Movie Review: Sometimes Aunt Martha Does Dreadful Things

Review By: James DePaolo

1971 was a weird time in film, you had so many studios just putting out films at a rapid rate that if you blinked you missed at least four new films. For better or worst this film sort of hid under the cracks until just recently when they re-released it. This film centers around two criminals who decide to hang low in a small town in Florida. Which if you know Florida, there are a million places to hang low in. Paul and Stanley, (Maybe that is where we got the name for the Kiss vocalist) hatch this idiotic plan for Paul to pretend to be Stanley’s Aunt Martha. The whole while it seems that a local woman takes a liking to Stanley and invites him to go out with her and the friends. Paul on the other hand seems to be the brains and in his disillusionment decides that the only way they can maintain their cover is by murdering people that the paranoia would have them believe are catching on to them.

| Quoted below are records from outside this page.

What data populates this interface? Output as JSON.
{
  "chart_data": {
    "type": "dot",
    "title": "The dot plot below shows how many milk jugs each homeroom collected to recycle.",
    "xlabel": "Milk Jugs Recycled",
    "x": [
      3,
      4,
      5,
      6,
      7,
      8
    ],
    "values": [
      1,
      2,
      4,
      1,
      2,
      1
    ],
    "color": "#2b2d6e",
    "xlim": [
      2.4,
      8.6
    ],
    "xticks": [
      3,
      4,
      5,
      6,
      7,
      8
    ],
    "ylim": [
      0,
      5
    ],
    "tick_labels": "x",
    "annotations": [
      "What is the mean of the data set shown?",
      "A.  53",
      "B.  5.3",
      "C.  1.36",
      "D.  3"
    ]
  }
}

This film covers sexual confusion, dysfunction and sleaze fairly well in its oddness. Paul as we learn is a homosexual and Stanley is a teenage lover of his that really comes across as a generation clash of sorts. You have the restless youth who does what all teens do, and the older man who is possessive to the point of over controlling. We watch as one starts to blossom on the world outside of them and the other becomes desperate. This film has some scenes that are set up for shock value and at times works decently.

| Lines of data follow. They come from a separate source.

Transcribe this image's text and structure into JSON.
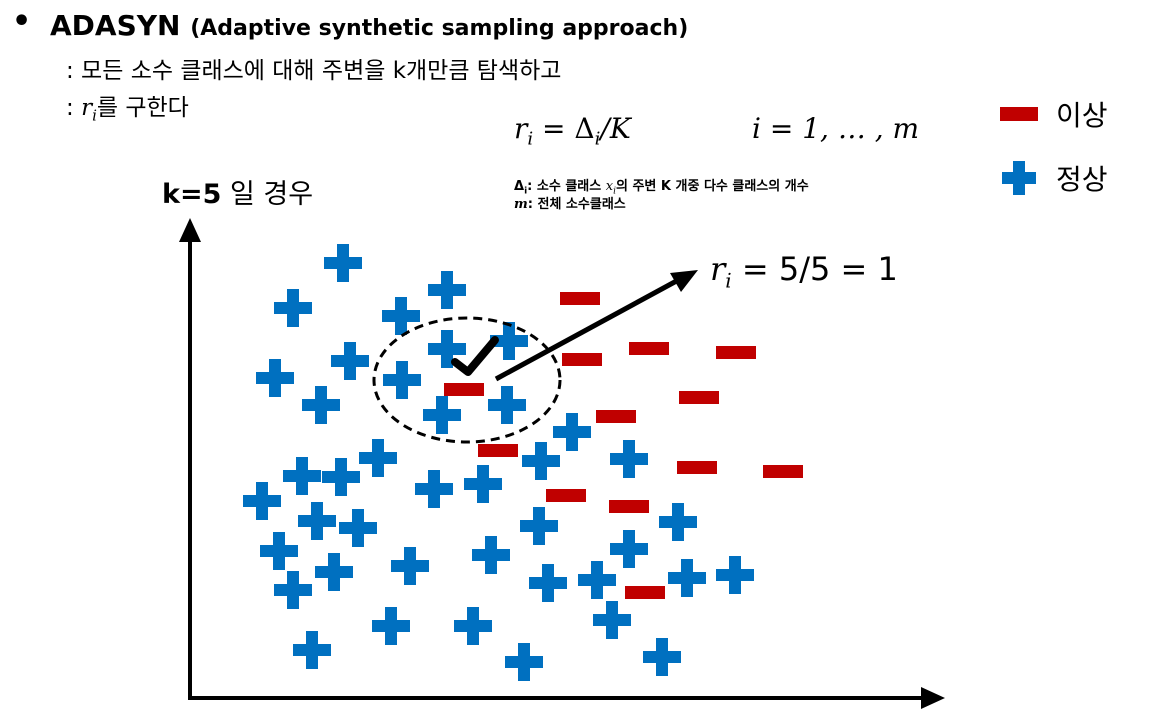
{
  "header": {
    "bullet": "•",
    "title": "ADASYN",
    "title_sub": "(Adaptive synthetic sampling approach)",
    "line1": ": 모든 소수 클래스에 대해 주변을 k개만큼 탐색하고",
    "line2_prefix": ": ",
    "line2_var": "r",
    "line2_sub": "i",
    "line2_suffix": "를 구한다"
  },
  "formula": {
    "left": "r",
    "left_sub": "i",
    "eq": " =  Δ",
    "delta_sub": "i",
    "div": "/K",
    "range": "i = 1, … , m"
  },
  "notes": {
    "n1_var": "Δ",
    "n1_sub": "i",
    "n1_a": ": 소수 클래스 ",
    "n1_x": "x",
    "n1_xsub": "i",
    "n1_b": "의 주변 K 개중 다수 클래스의 개수",
    "n2_var": "m",
    "n2_text": ": 전체 소수클래스"
  },
  "legend": {
    "minority_label": "이상",
    "majority_label": "정상",
    "minority_color": "#c00000",
    "majority_color": "#0070c0"
  },
  "k_case": {
    "k": "k=5",
    "text": " 일 경우"
  },
  "ri_result": {
    "var": "r",
    "sub": "i",
    "text": " = 5/5 = 1"
  },
  "icons": {
    "check": "check-mark-icon",
    "plus": "plus-icon",
    "minus": "minus-icon"
  }
}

I really felt the pacing of this film was really odd, and that the acting as good as it was really benefited from a film that you really can sit back and not know what will happen one scene to the other. The negatives about this film are that it really does not seem to know how to keep things flowing and watchable for the viewer. I am not saying this film is horrible but at times this film really just seems to not know what to do next. I liked that this film really felt to be on the verge of what was coming out of the early 70’s in terms of the freedoms behind the camera, but I feel that this film can be seen as a bad excuse at times and at others a funny laugh at where this society has evolved from.